Non-Abelian groups and subgroups Need to find example for non-abelian group $G$ for which $A \subset G,\;A=\{g\in G \mid g^{-1}=g\}$ is not a subgroup of $G$.
Can you please help me find such a $G$?
 A: A symmetric group is an easy answer.  Take $S_3$, then the permutations $(1 \ 2)$ and $(2 \ 3)$ are each their own inverse (I'm using cycle notation, btw), but their product $(1 \ 2)(2 \ 3) = (1 \ 2 \ 3)$ is not.
A: Take $S_3$, the symmetric group of permutations on $\{1, 2, 3\}$: 
Let $A$ be the set of all elements of $g \in S_3$ such that $g = g^{-1}$:
Then $A = \{e = (1), (1, 2), (1, 3), (2, 3)\} \subset S_3 = \{(1), (1, 2), (1, 3), (2, 3), (1, 2, 3), (1, 3, 2)\}$. 
$A$ contains the identity permutation $(1) = e$, and each element in $A$ is its own inverse, by definition of $A$. 
However, $(1, 3)(2, 3) = (1, 3, 2) \notin A$, so $A$ fails to be a subgroup of $S_3$ because it is not closed under permutation composition (which is the group operation on $S_3$).
Edit: Indeed, as Jacob points out in a comment below, $|A| = 4,\,$ whereas $\,6 = |S_3|$, so by Lagrange's Theorem, since $4$ does not divide $6$, $A \nleq S_3$.
A: The first non-abelian you learn at least I learnt is $S_n$ the symmetric group. Ok let's start from here. 
The relation $g^2=e$ means that $A$ contain all the $2$-element swaps. Now we know that any permutation can be written as a composition of $2$-element swap permutations. 

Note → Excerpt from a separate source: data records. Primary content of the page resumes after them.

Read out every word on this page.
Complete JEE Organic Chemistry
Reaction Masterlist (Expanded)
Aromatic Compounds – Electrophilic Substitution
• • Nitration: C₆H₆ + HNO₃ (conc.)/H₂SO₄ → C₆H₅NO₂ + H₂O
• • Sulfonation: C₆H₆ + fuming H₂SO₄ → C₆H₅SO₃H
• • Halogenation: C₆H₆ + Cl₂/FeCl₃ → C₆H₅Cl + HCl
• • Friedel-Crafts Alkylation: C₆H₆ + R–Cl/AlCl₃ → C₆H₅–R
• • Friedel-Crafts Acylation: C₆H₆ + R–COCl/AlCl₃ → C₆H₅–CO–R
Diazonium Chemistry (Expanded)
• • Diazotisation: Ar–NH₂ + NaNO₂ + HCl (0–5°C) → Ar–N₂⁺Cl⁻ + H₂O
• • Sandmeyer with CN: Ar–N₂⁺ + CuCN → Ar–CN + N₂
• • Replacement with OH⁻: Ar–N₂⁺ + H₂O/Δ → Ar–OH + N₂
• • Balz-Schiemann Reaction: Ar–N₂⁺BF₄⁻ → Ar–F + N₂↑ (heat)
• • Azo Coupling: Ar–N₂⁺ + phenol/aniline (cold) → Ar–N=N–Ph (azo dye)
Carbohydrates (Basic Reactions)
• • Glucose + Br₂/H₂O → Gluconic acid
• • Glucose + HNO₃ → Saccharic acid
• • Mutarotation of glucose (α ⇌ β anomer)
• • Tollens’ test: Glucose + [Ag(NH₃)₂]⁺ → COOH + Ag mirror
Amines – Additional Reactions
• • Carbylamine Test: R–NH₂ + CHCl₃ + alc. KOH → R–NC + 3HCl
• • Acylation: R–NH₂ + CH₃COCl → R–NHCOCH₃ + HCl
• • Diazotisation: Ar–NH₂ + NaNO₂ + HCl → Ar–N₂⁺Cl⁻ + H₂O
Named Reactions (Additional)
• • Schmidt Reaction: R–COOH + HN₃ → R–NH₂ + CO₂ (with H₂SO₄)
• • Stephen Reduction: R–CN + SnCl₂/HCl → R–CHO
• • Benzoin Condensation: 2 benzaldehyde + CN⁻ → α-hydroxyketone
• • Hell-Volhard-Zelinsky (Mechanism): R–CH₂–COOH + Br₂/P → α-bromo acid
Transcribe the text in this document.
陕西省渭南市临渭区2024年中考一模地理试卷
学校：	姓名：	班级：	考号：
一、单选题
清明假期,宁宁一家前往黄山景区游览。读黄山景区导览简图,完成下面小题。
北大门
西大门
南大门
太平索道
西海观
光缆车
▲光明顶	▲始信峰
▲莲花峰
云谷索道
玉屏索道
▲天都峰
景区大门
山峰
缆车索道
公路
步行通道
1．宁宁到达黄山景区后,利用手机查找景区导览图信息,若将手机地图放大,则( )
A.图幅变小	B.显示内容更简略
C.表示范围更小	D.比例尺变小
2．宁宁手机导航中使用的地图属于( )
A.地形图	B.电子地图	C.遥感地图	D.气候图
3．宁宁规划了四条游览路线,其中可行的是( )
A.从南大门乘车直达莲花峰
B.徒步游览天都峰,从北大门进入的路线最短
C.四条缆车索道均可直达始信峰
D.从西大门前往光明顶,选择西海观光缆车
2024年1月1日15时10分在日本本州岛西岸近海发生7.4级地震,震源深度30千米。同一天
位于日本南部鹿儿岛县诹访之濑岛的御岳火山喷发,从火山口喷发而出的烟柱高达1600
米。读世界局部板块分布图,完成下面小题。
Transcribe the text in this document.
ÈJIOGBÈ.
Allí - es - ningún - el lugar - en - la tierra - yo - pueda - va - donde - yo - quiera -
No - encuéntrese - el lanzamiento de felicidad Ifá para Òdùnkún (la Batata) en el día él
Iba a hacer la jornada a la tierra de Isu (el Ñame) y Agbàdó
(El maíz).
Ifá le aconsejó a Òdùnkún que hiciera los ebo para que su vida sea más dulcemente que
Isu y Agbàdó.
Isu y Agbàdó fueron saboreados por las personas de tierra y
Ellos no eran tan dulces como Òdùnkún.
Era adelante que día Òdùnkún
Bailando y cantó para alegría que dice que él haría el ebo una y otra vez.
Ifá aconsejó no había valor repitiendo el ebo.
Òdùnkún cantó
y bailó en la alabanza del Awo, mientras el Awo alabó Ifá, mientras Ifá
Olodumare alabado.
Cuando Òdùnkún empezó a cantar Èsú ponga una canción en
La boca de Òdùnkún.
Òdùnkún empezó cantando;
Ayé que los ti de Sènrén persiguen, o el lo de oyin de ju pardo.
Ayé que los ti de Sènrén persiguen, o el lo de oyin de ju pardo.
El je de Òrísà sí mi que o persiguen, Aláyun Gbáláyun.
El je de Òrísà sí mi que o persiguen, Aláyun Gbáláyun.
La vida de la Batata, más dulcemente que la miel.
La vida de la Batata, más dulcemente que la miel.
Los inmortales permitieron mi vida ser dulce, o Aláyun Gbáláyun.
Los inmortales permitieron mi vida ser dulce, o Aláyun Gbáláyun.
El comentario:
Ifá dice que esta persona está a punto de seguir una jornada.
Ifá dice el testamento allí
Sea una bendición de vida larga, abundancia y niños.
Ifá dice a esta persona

Therefore if it was closed under composition i.e. a property of a group then $A$ would be equal to $S_n$ but now we know that $S_n$ has elements which are not of order $2$, take for instance a cycle of length more than 2,(which a property that all the elements of $A$ have) and you reach a contradiction.